(NewsNation) — On Monday, a jury found Daniel Penny not guilty in the death of Jordan Neely, who he held in a chokehold for roughly six minutes on a New York subway.
Neely, an agitated but unarmed homeless man, did not touch any passengers. One said he made lunging movements that alarmed her enough that she shielded her 5-year-old from him, which caused Marine veteran Penny to intervene.
Donte Mills, the attorney for Neely’s family, told “CUOMO” that Monday’s ruling shows “we don’t value” everyone equally.
“It’s clear that no one is saying Daniel Penny was wrong for stepping in, and I think that’s the misnomer that people have,” he said.

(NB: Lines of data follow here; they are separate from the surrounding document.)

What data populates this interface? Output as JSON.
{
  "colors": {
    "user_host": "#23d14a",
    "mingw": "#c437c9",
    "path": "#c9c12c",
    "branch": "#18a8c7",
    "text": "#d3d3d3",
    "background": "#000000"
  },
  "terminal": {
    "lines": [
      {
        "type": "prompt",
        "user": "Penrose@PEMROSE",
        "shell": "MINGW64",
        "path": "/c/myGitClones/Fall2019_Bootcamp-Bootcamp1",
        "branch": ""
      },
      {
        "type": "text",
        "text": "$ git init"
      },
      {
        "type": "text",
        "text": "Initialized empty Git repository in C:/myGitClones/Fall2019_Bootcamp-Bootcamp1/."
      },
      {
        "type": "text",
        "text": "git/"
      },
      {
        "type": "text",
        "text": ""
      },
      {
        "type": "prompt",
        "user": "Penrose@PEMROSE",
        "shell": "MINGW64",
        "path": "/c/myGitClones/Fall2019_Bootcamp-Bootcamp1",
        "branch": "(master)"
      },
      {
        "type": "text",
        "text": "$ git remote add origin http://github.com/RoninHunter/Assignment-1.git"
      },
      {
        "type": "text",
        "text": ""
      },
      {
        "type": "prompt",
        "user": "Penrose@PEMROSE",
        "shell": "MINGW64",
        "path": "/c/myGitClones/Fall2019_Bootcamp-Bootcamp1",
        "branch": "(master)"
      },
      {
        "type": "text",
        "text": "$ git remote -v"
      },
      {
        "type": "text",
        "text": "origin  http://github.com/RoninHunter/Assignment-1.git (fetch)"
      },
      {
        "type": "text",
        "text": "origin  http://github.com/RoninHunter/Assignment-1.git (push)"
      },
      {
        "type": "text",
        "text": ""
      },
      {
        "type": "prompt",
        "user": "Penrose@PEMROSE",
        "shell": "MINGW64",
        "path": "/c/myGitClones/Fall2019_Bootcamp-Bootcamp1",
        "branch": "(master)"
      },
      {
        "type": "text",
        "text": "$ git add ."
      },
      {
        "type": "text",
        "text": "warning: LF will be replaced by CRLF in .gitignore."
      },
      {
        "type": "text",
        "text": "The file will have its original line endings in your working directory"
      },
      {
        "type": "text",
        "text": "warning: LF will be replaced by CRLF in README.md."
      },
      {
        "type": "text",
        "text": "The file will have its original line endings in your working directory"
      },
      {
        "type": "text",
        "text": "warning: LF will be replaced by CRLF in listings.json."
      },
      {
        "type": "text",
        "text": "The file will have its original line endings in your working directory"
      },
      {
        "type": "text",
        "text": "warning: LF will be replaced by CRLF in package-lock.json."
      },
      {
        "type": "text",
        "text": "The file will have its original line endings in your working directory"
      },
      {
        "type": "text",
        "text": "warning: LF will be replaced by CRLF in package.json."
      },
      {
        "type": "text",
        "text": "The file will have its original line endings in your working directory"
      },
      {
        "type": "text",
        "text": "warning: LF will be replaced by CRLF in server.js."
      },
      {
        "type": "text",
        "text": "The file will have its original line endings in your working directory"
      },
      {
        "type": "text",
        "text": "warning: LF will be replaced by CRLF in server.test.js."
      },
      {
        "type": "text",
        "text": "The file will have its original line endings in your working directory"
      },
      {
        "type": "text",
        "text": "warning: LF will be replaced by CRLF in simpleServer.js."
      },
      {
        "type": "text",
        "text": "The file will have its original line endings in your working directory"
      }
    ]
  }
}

“We’re talking about two minutes later, three minutes later, four minutes later, five minutes later, up to six minutes when Daniel Penny is still choking Jordan Neely to death,” Mills continued. “And people are saying, ‘Let his neck go, you’re going to kill him.’”
A Manhattan jury cleared Penny of criminally negligent homicide in Neely’s 2023 death. A more serious manslaughter charge was dismissed last week because the jury deadlocked on that count.
The verdict came three days after Judge Maxwell Wiley dismissed the manslaughter charge against Penny. The judge’s ruling Friday left the jury to consider a lesser charge of criminally negligent homicide against Penny.
“This isn’t about whether he shouldn’t, should have stepped in in the beginning,” Mills said. “It’s whether he took it too far. And my fear is that we don’t value people like Jordan Neely enough to say his life is worth being defended in that moment.”
Chivona Newsome, a co-founder of Black Lives Matter Greater New York, joined “Dan Abrams Live” to discuss Neely’s death. She argued that because of his race, Neely was “still viewed as a criminal” long after he’d gone limp from Penny’s chokehold.
“Jordan Neely was in a chokehold for over four minutes, turning purple. … And people still saw him as a harm,” she explained.
The Associated Press contributed to this report.